3. Room Acoustic Treatment
Comb filtering can significantly impact the sound of a room, and it can be difficult to manage without proper acoustic treatment. In general, hard surfaces such as concrete walls and floors will cause more pronounced comb filtering than softer surfaces such as carpet or upholstery. This is why rooms with hardwood floors and bare walls tend to have an “echo-y” sound, while rooms with softer surfaces tend to be more “dead.” Proper acoustical treatment can help to control this phenomenon and create a more desirable sound in any room.
Get Creative With Comb Filtering
Thus far in this article, we’ve solely focused on the drawbacks of comb filtering and how you should avoid it. However, you may be surprised to hear that you can actually use it creatively as phase modulation effects.
1. Flanger effect
Comb filtering can create sounds and harmonics that sound metallic and harsh, which doesn’t sound typically useful. However, this effect is essentially very similar to that of a flanger. Akin to comb filtering, the flanger effect is caused by creating delayed copies of your sound. The main difference is that with a flanger, the delay is already modulated. With a comb filter, on the other hand, you have much more control thanks to automation.
Similar to flangers and phasers, comb filtering can produce intriguing wooshing and sweeping fuzzy sounds. If used effectively, this form of modulation can add a significant amount of texture to your music, sounding particularly intriguing if you add LFOs into the mix.
That said, you should still be wary of distortion and clipping, which comes from overdoing the comb filtering, or enhancing specific harsh frequencies. Avoid this by holding back on the wet/dry balance on the comb filter and by using an EQ when mixing to cut out those harsher frequencies.
2. Chorus effect
This acoustic phenomenon is very similar to flanging, the primary difference being that chorus has longer delay times. Therefore, it doesn’t sound as much like a comb filter. Instead, the sound it produces is more similar to a doubling effect, whereby various copies of sound signals with pitch and timing differences are combined. Overlaying these duplicated signals in this manner can add thickness, wideness, and shimmer to your mix.
3. Phaser effect
Phasers fall somewhere between chorus and flangers.
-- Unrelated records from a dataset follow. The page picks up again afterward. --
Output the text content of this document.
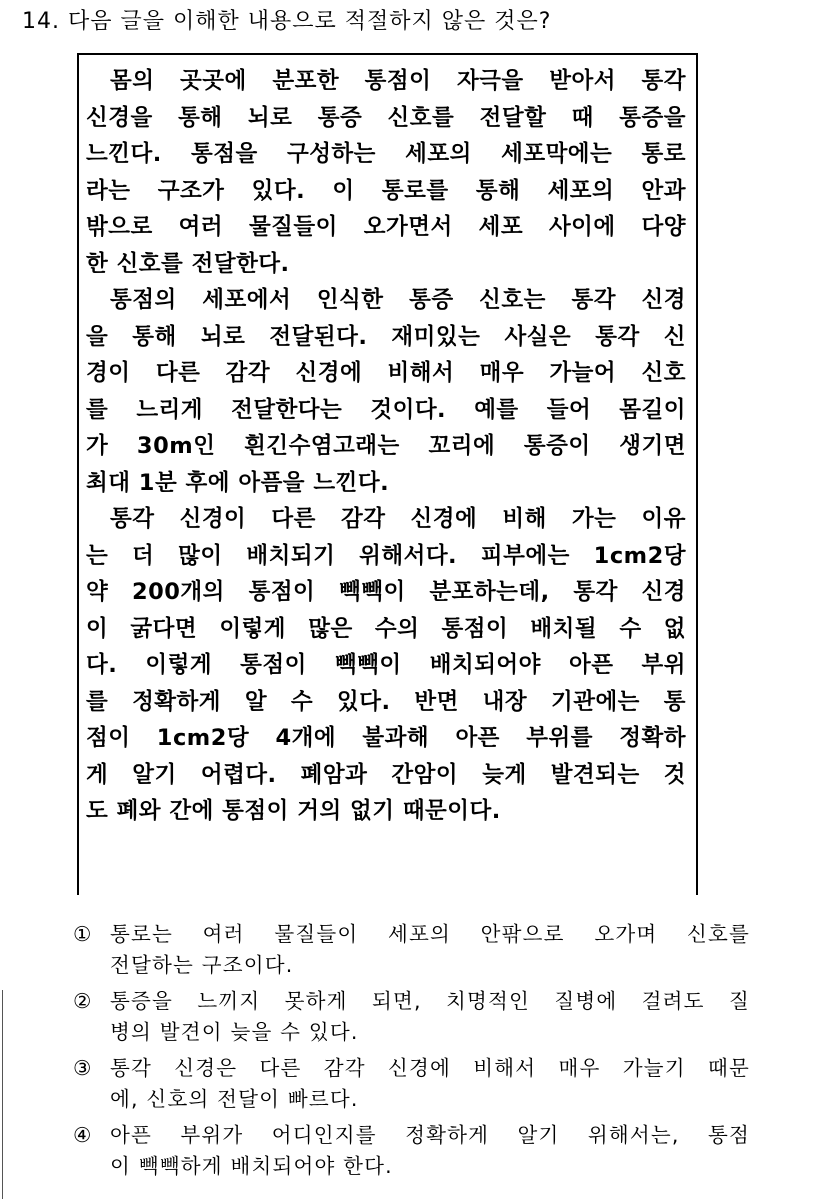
14. 다음 글을 이해한 내용으로 적절하지 않은 것은?
몸의 곳곳에 분포한 통점이 자극을 받아서 통각
신경을 통해 뇌로 통증 신호를 전달할 때 통증을
느낀다. 통점을 구성하는 세포의 세포막에는 통로
라는 구조가 있다. 이 통로를 통해 세포의 안과
밖으로 여러 물질들이 오가면서 세포 사이에 다양
한 신호를 전달한다.
통점의 세포에서 인식한 통증 신호는 통각 신경
을 통해 뇌로 전달된다. 재미있는 사실은 통각 신
경이 다른 감각 신경에 비해서 매우 가늘어 신호
를 느리게 전달한다는 것이다. 예를 들어 몸길이
가 30m인 흰긴수염고래는 꼬리에 통증이 생기면
최대 1분 후에 아픔을 느낀다.
통각 신경이 다른 감각 신경에 비해 가는 이유
는 더 많이 배치되기 위해서다. 피부에는 1cm2당
약 200개의 통점이 빽빽이 분포하는데, 통각 신경
이 굵다면 이렇게 많은 수의 통점이 배치될 수 없
다. 이렇게 통점이 빽빽이 배치되어야 아픈 부위
를 정확하게 알 수 있다. 반면 내장 기관에는 통
점이 1cm2당 4개에 불과해 아픈 부위를 정확하
게 알기 어렵다. 폐암과 간암이 늦게 발견되는 것
도 폐와 간에 통점이 거의 없기 때문이다.
① 통로는 여러 물질들이 세포의 안팎으로 오가며 신호를
전달하는 구조이다.
② 통증을 느끼지 못하게 되면, 치명적인 질병에 걸려도 질
병의 발견이 늦을 수 있다.
③ 통각 신경은 다른 감각 신경에 비해서 매우 가늘기 때문
에, 신호의 전달이 빠르다.
④ 아픈 부위가 어디인지를 정확하게 알기 위해서는, 통점
이 빽빽하게 배치되어야 한다.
They differ in the fact that phasers don’t modulate delay time. Phasers, like flangers, create peaks and troughs over time as an LFO sweeps the duplicated signal against the original. However, instead of delaying copies of the original, it’s passed through an “all-pass filter”. This ultimately adds sonic interest to your sound.
Comb filtering can be a real issue for musicians and sound engineers alike. However, by following some of the tips and techniques in this blog post, you’ll hopefully be able to avoid this phenomenon. Whilst there are ways to correct comb filtering in post-production, it’s always better to try to avoid it in the first place. As discussed, however, you can use this effect creatively; just make sure you don’t overdo it. Thanks for reading!